The timing of my most recent US trip was perfect– I got to go to Lemmy of Motörhead’s memorial meeting at the Rainbow Bar & Grill on Sunset Strip, and I got to go to Show Your Scars festival– an underground metal fest in Downtown Los Angeles. I love going to grindcore metal shows. I probably wouldn’t immediately choose metal as my soundtrack of choice, but the feeling at a metal show is nothing like how they sound on a record. It’s much less serious and angry, and much, much more fun– just a ton of sweaty people in a room having a great time.
I swung by The Rainbow to see the Lemmy memorial and get snapped in the background of the mourners’ photos of the flowers and shrines surrounding his favourite bar. I nipped past Downtown in an Uber to get tattooed, then called upon the help of a guy I started speaking to on Instagram (but never met) to come collect me in his pickup truck and drive me the ten minutes to The Regent. This unexpected fun is exactly how these kind of events should begin. I’m an idiot, and so I didn’t have my phone working which meant I had to rely on my Insta-friend to transport to the show, which involved a lot of waiting and a lot of missed bands. The shows started at 2pm– I arrived at 9pm. This meant I only caught the last three bands. It was a bummer, but at least I can say with complete self-belief that they saved the best ‘til last (although I’m gutted I missed Municipal Waste’s sister-band, Ghoul).
Ben and I arrived, hurriedly walked down the street under a ton of sparkling lights and passed a ton of cool-looking business buildings, and then came upon the metal crew– covered in denim and studs, there was no missing them. The Regent is a great venue. There are different levels so it’s hard not to get a good view of the bands playing. I saw the tail end of Terrorizer– not much to say, but it was rad. I witnessed a lot of metalheads thrashing their hair on the platform by the merchandise in painful humidity. I searched for Municipal Waste’s “Let’s Build A Wall of Death” t-shirt, and was gutted to see that pretty much every piece of merchandise for all the bands was gone– it pays to arrive on time, and to have a phone that connects to Uber.
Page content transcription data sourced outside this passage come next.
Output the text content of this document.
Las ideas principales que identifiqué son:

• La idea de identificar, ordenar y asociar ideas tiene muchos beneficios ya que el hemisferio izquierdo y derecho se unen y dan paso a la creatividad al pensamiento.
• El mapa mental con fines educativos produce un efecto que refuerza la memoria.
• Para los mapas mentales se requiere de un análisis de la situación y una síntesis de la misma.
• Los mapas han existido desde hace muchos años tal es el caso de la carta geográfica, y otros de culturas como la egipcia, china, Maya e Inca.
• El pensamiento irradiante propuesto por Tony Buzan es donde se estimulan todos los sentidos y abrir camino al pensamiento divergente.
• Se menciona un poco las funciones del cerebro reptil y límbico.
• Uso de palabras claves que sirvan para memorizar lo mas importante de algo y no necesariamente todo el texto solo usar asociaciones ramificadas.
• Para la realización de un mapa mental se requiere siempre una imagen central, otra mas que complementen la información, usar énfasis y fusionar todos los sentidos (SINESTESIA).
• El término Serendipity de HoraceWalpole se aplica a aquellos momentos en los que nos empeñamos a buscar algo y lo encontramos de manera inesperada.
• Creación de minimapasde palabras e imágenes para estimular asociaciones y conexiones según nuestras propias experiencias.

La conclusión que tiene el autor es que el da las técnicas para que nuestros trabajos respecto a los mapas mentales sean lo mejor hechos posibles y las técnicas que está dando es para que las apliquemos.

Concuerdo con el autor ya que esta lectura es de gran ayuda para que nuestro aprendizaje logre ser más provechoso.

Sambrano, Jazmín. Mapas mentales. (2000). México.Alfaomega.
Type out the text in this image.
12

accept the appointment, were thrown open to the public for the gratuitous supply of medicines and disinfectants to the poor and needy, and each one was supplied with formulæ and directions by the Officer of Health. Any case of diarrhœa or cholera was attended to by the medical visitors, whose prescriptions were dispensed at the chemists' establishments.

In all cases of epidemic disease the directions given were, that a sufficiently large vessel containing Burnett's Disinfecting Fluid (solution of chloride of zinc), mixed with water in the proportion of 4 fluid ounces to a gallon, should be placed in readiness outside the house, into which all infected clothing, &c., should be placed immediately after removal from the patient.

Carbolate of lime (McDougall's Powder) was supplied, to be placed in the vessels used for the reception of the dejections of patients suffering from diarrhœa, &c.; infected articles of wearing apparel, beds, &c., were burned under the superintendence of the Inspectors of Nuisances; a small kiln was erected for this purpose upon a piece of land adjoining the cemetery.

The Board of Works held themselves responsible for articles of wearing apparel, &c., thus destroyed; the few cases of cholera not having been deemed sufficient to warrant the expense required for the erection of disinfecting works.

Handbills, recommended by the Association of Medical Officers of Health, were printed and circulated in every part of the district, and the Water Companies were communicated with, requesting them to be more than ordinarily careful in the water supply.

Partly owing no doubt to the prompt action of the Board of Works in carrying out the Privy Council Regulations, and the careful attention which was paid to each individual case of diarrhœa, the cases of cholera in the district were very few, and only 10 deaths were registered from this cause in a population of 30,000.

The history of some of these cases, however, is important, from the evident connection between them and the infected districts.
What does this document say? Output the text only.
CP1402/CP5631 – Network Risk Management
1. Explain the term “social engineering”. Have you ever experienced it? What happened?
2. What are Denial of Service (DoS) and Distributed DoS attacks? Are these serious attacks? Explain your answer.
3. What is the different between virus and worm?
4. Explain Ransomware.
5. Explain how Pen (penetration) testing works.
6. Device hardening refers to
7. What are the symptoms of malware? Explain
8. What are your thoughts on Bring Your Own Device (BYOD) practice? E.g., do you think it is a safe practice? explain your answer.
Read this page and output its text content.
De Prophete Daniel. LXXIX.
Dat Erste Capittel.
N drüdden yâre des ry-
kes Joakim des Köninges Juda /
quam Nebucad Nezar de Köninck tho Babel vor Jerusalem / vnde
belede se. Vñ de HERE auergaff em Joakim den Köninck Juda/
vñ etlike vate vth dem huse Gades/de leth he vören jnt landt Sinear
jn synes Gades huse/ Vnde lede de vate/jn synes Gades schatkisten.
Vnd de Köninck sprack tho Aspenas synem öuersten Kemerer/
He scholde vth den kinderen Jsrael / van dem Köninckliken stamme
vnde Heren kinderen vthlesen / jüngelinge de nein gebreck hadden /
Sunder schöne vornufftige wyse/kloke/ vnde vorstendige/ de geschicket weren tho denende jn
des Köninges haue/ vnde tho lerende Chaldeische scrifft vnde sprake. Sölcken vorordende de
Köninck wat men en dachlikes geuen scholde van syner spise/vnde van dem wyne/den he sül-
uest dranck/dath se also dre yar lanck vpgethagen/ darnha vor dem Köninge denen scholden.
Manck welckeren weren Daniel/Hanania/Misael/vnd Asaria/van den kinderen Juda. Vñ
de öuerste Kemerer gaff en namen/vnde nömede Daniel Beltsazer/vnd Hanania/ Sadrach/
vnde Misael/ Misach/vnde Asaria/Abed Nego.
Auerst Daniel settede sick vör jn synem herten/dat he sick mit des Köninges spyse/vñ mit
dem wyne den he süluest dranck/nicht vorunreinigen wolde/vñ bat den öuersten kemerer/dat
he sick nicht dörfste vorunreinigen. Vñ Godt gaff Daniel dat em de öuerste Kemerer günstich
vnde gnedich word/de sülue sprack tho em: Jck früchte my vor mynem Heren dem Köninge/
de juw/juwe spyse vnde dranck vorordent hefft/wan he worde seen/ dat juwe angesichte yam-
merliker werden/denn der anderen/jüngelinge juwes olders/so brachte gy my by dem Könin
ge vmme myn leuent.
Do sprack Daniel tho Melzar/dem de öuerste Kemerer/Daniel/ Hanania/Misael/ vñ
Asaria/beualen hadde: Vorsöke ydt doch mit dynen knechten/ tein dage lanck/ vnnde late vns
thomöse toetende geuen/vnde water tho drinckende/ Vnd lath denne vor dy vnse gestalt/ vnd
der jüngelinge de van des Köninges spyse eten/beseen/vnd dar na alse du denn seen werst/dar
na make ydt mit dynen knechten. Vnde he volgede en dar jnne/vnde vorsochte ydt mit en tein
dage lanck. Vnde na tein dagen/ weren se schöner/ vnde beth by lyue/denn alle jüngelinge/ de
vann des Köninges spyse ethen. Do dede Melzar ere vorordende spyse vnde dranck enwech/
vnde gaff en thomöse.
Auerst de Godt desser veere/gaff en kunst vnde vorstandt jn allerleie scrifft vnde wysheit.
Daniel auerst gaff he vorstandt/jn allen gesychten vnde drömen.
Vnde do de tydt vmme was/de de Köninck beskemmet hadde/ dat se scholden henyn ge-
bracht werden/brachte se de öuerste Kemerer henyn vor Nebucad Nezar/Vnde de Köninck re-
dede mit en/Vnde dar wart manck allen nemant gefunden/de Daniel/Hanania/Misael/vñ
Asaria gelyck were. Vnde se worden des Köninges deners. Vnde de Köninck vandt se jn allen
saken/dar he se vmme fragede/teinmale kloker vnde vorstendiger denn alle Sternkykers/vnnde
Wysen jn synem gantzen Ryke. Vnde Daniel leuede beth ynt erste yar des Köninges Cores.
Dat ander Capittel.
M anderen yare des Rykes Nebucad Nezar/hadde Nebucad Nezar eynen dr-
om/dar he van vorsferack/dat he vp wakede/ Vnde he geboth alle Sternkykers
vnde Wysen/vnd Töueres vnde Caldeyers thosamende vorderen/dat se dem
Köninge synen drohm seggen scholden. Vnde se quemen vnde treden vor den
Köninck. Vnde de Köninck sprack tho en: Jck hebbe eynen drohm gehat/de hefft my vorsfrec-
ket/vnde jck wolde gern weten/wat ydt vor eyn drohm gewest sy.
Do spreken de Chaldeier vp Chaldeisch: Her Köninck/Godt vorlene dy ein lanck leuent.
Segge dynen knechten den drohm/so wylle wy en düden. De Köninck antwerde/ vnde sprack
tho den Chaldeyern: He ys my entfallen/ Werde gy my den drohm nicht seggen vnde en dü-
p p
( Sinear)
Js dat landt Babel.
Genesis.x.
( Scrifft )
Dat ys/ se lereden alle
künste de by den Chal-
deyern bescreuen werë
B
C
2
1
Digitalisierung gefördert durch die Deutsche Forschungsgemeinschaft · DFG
Next on were Repulsion, playing what they claimed on posters to be the only West Coast show they would play in 2016. So fast, so fun. Metal bands never take themselves too seriously, and that is what makes their live shows so much better than bands who take everything seriously – it is all so fun. Halfway into the set they performed Motörhead’s “The Hammer” after getting the sold out crowd to chant, “LEMMY! LEMMY! LEMMY!” with their fists in the air, but also in tribute to Philthy. It ruled. Lemmy ruled, and vocalist Scott Carlson did a mean Lemmy. They finished their set to a round of applause and from where I was standing, a sold out crowd of satisfied fans.
After trying to get a spot to look at the merch stand for what seemed like a million hours, Ben and I went upstairs to watch Municipal Waste from the balcony. This idea was a great because of circle pits. Vocalist Tony Foresta is hilarious. He laughed throughout the whole set. With the audience, at the audience and at his friends at the side of the stage. A stage diver ran up behind him at one point and stole a six pack of beer as guitarist Ryan Waste caught him, giving him a boot to the leg, Again, Foresta just shrugged and laughed saying, “well we didn’t pay for ‘em!” I just love when people are so obviously having a good time, and Municipal Waste do! The crowd parted when the band told them to, the security stopped preventing people from stage diving when the band asked. They never got pissed off at that one girl who kept jumping onstage to film herself with each band member– they kind of welcomed that terrible display. They also called out Donald Trump– “fuck the wall he wants to build! Let’s build a WALL-OF-HATE!” Yes, let’s.
None of it stood out, I’ll admit, but that’s just because the whole thing was start-to-finish fun, funny and entertaining. Again, it’s not the sort of thing I could sit and listen to at home, but I will for sure go out of my way to go and see these guys again.